|Quoting Oroka (Reply 1):|
Probably German Typhoons finishing up with Red Flag. I think I read Germany sent 6 Typhoons this year.
Red Flag, which lasted from 11th until June 22nd, provided an opportunity for the participating nations to gain invaluable experience in tactical missions, collective defence and conflict management. Fighter Wing JG 74 took part in the exercise in readiness for its assignment to the NATO reaction force this year, assuring the unit has the right level of interoperability and capabilities for such a role.
Marc Grüne, Lt. Col. of Fighter Wing 74, said: “The German Air Force’s decision to take part in exercise Red Flag - Alaska offered a great opportunity for Fighter Wing 74 to train, test and improve personal skills and aircraft capabilities. We wanted to see if the Eurofighter is capable of everything we think it is. And the aircraft is definitely capable.
Red Flag 12-4 to be held July 16-27
In addition to U.S. aircraft, the United Arab Emirates, flying F-16s, and the Air Force of the Republic of Colombia, flying KFIRs, will participate.
|Quoting TGIF (Reply 4):|
Too early for these perhaps?
|Quoting sweair (Reply 3):|
When Us shifts its focus from Europe to south east Asia there will be a vacuum around EU for a while, are Europeans up to the task? As it seems the Libya campaign shortage of weapons and resources were apparent after just 11 weeks, the Us had to step up and resupply the European members.
|Quoting GDB (Reply 6):|
I suspect some European Air forces, certainly the RAF and the French, would answer 'speak for yourselves' on that.
While some smaller AF's did run short of munitions, the RAF did not, while production of the Brimstone weapon was stepped up to meet demand, which it did sucessfully - but that is made in the UK, not the US. Note also the RAF also deploy this weapon in Afghanistan. There were no reported shortages of Storm Shadow or of LGB's either.
Nor of the French ASSM, their version of the Storm Shadow and their other systems.
As for the others, better a smaller AF makes the effort in the first place and runs short of weapons as a result, than does nothing at all, unlike some other rather larger AF's from larger European nations, they know who they are.

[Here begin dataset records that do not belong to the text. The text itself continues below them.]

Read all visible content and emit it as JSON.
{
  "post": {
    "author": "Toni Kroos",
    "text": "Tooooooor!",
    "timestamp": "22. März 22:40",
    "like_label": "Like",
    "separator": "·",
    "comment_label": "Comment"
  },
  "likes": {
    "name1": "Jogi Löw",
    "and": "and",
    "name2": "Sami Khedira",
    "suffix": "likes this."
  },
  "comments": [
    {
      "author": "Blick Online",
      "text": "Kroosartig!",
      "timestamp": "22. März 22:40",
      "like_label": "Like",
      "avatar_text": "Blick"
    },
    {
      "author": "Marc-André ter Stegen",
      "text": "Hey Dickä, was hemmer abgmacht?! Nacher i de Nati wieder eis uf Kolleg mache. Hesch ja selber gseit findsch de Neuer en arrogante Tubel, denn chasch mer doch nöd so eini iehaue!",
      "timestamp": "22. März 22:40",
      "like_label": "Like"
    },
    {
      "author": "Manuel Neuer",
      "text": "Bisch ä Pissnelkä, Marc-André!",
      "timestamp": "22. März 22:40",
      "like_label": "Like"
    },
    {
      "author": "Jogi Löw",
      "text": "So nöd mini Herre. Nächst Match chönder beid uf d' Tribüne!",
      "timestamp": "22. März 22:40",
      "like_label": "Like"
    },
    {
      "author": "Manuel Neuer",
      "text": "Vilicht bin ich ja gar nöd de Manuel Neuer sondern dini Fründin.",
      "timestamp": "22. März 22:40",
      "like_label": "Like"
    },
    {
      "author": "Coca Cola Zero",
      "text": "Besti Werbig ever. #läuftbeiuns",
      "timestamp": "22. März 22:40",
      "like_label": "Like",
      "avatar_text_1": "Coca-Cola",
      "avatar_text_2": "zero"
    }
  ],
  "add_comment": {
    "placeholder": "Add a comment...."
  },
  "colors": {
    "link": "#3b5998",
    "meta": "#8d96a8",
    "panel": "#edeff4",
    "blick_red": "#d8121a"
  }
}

The issue therefore, which you rightly raise, is perhaps not whether European AF's are up to the task - one agreed by the UN in the case of Libya - but why some NATO European AF's usually shoulder all the burden compared to others on the continent. This is a political rather than a military issue.
|Quoting Tancrede (Reply 7):|
As for shortages, it is right that UK and France were rather short of UAVs and then US had to come to Libya with some Predators-like drones. But otherwise, both countries had enough weanpons to procede with these operations until the end of the war.